Jermak, Dienstag, 16.06.2015, 11:42 (vor 3868 Tagen)3455 Views
bearbeitet von unbekannt, Dienstag, 16.06.2015, 11:53

Zitat von GEZ-Webseite:

"Aus den in einigen Artikeln zitierten § 14 Abs. 1 S. 2 BBankG können Beitragszahlende hingegen kein Recht auf Barzahlung des Rundfunkbeitrags ableiten. Die Vorschrift schließt nicht aus, dass in klar abgegrenzten Bereichen aus Gründen der Verwaltungsvereinfachung und zur Kosteneinsparung die Möglichkeit zur Barzahlung mittels Banknoten begrenzt wird."

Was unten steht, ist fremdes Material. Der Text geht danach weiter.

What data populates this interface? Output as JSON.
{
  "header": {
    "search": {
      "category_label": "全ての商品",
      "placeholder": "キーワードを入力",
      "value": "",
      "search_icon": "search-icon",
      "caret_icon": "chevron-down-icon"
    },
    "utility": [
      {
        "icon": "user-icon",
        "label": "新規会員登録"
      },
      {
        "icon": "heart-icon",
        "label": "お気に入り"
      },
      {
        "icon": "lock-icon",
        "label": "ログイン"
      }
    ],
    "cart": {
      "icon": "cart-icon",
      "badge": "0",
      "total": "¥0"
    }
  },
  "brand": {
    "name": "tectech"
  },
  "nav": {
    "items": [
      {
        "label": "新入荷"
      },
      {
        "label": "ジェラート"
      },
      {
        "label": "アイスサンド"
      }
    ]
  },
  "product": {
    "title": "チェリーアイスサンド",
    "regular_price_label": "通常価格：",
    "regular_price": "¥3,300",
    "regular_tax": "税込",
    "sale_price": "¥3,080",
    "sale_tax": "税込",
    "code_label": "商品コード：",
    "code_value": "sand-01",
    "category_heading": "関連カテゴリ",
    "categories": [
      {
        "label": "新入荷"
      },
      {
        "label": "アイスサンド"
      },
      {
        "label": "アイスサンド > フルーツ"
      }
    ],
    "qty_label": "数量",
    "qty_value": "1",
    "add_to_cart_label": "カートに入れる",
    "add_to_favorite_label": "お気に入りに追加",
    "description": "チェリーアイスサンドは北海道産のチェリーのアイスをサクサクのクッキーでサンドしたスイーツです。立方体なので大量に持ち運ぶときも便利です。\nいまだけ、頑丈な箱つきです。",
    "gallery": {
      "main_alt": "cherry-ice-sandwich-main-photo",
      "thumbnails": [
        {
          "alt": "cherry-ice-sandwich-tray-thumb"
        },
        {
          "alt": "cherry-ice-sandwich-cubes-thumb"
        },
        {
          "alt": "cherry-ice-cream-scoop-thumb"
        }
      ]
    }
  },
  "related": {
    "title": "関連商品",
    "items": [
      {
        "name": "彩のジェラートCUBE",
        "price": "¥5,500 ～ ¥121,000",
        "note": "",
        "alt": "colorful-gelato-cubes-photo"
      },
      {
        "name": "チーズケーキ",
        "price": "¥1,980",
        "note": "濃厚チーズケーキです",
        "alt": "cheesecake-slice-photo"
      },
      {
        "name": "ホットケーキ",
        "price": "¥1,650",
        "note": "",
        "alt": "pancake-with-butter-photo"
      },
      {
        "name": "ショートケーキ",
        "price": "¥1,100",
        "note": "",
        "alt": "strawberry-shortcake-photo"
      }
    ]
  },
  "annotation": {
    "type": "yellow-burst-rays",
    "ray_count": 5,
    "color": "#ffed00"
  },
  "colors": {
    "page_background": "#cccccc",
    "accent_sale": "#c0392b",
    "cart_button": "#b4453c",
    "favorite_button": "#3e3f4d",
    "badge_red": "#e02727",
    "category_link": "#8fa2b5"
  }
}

Dazu DWN (ich weiß, die BILD für den Anti-MSM-Konsumenten)
"Der dritte Bock: Die GEZ schreibt, „dass in klar abgegrenzten Bereichen aus Gründen der Verwaltungsvereinfachung und zur Kosteneinsparung die Möglichkeit zur Barzahlung mittels Banknoten begrenzt wird.“ Das soll heißen: Die GEZ behauptet, sie könne den Kunden wegen der „Verwaltungsvereinfachung“ die Bargeld-Zahlung verweigern. Das ist rechtlich nicht haltbar: Denn die GEZ wird von den Ländern erhoben. Die Länder sind aber nicht befugt, eine Einschränkung des Wirkungsbereichs von Bargeld als gesetzlichem Zahlungsmittel vorzunehmen."